Kornfeld: Living organ donation enhances the donor’s life, too (column)
I am one of the few people who walk into a hospital perfectly healthy to undergo major surgery. In 2004, I did just that. I donated a kidney to my father. Ten years earlier, he was one of the world’s first successful double-lung transplant recipients off a ventilator. The anti-rejection medications he took eventually destroyed his kidneys, and after a decade, he needed another transplant — this time a kidney. I was a perfect match.
When thinking about living organ donation, most people focus on the recipient — justifiably so. The person about to receive a life-saving organ is critically ill. Receiving an organ is literally a lifeline.
When I decided to donate my kidney to my father, my family and friends were generally supportive. They kept telling me how great it was that I was doing something selfless to help my dad. The focus was almost exclusively on him. Yet I was concerned about the unnecessary risk I was taking and what I was losing. Would my health be in jeopardy in the future after removing a kidney?
Research shows life expectancy for living donors does not decrease after donation, but there are risks associated with any elective surgery. Moving forward, I would only have one kidney without a second “backup” kidney if something were to happen to this vital organ. I was fearful that someday I’d be in the same position as my dad and need a kidney transplant of my own.
When I woke up after the surgery, I realized my recovery would be harder in some ways than my father’s. My dad’s new kidney worked immediately, and he began feeling better within hours. I, on the other hand, went from perfectly healthy to adjusting to lower kidney function and recovering from major surgery. I remember going for a run too soon after the surgery against doctor’s advice, a painful mistake. Over time, my one kidney increased in function and I have been perfectly healthy ever since.

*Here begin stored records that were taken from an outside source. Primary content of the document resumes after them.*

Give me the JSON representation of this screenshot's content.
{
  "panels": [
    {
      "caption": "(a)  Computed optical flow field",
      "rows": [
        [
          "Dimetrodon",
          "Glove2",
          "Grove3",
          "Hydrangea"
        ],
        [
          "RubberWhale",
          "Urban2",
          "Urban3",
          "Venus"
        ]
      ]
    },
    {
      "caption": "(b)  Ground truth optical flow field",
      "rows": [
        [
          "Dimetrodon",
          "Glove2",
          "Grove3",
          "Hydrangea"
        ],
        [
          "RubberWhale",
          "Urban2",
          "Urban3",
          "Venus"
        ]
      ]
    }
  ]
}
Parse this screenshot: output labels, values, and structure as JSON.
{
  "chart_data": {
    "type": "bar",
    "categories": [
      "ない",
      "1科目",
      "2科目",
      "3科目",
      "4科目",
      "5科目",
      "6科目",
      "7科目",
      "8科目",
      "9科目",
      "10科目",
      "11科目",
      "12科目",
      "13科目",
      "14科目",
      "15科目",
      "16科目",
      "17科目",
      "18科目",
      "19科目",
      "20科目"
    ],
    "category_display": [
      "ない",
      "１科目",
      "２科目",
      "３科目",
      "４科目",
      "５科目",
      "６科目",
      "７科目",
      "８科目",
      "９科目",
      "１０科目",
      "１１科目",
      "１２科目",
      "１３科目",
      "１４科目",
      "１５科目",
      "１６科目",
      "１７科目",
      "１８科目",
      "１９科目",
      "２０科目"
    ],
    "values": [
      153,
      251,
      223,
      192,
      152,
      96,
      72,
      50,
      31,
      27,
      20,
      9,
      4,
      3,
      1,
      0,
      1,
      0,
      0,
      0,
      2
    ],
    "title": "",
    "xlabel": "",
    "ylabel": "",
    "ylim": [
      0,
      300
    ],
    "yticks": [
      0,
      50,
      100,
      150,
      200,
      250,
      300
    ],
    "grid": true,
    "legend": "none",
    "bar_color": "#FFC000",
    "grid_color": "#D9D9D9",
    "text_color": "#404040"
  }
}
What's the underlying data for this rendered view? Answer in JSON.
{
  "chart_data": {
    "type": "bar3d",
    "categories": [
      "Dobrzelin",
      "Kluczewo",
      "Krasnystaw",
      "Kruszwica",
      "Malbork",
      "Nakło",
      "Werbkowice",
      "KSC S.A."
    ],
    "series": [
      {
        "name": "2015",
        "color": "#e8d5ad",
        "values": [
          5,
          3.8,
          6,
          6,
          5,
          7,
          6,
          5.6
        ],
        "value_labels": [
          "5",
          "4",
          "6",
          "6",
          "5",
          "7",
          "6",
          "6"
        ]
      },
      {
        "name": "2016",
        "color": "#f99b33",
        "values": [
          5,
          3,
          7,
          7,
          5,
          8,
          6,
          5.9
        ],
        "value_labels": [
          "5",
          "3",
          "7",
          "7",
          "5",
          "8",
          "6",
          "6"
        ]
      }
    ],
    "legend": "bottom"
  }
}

As I look back now nearly 15 years later, I realize my dad wasn’t the only beneficiary of my kidney donation. I, too, received so many benefits from donating my kidney to my father. My recovery was a physical, emotional and mental challenge. It tested my resolve, determination and patience. The experience brought me even closer to my dad and our extended family.
Becoming a living kidney donor changed my outlook. It made me realize what “life and death” really means and what it’s like to live day to day. I learned so much about myself, how I can overcome personal challenges and what’s important in life. I find great meaning and purpose in helping others facing adversity.
Being a living kidney donor is now part of my identity. I think about the experience every single day. I continue to give back to the community by serving on the local and national boards to further organ and tissue donation and by talking with other potential living organ donors.
As meaningful as the experience was for me, I don’t believe everyone should be a living organ donor. It’s not right for everyone. But I do hope every Coloradoan will think about the issue and make the decision that’s right for them. I also encourage people to sign up to become an organ and tissue donor at their passing by visiting http://www.donatelife colorado.org.
While my kidney functioned perfectly for my dad, he only lived a year after our surgeries. Even if I knew in advance that would be the outcome, then I’d still do it all over again, for both of us.
Brad Kornfeld is a part-time Vail Valley resident. He serves on the board of Donor Alliance, the federally designated organization that runs the organ donor registry and facilitates organ and tissue donation in Colorado and Wyoming. He also served as one of the few living donors on the board of the United Network for Organ Sharing (UNOS), the organization designed by the U.S. Congress to establish transplant policy in the United States.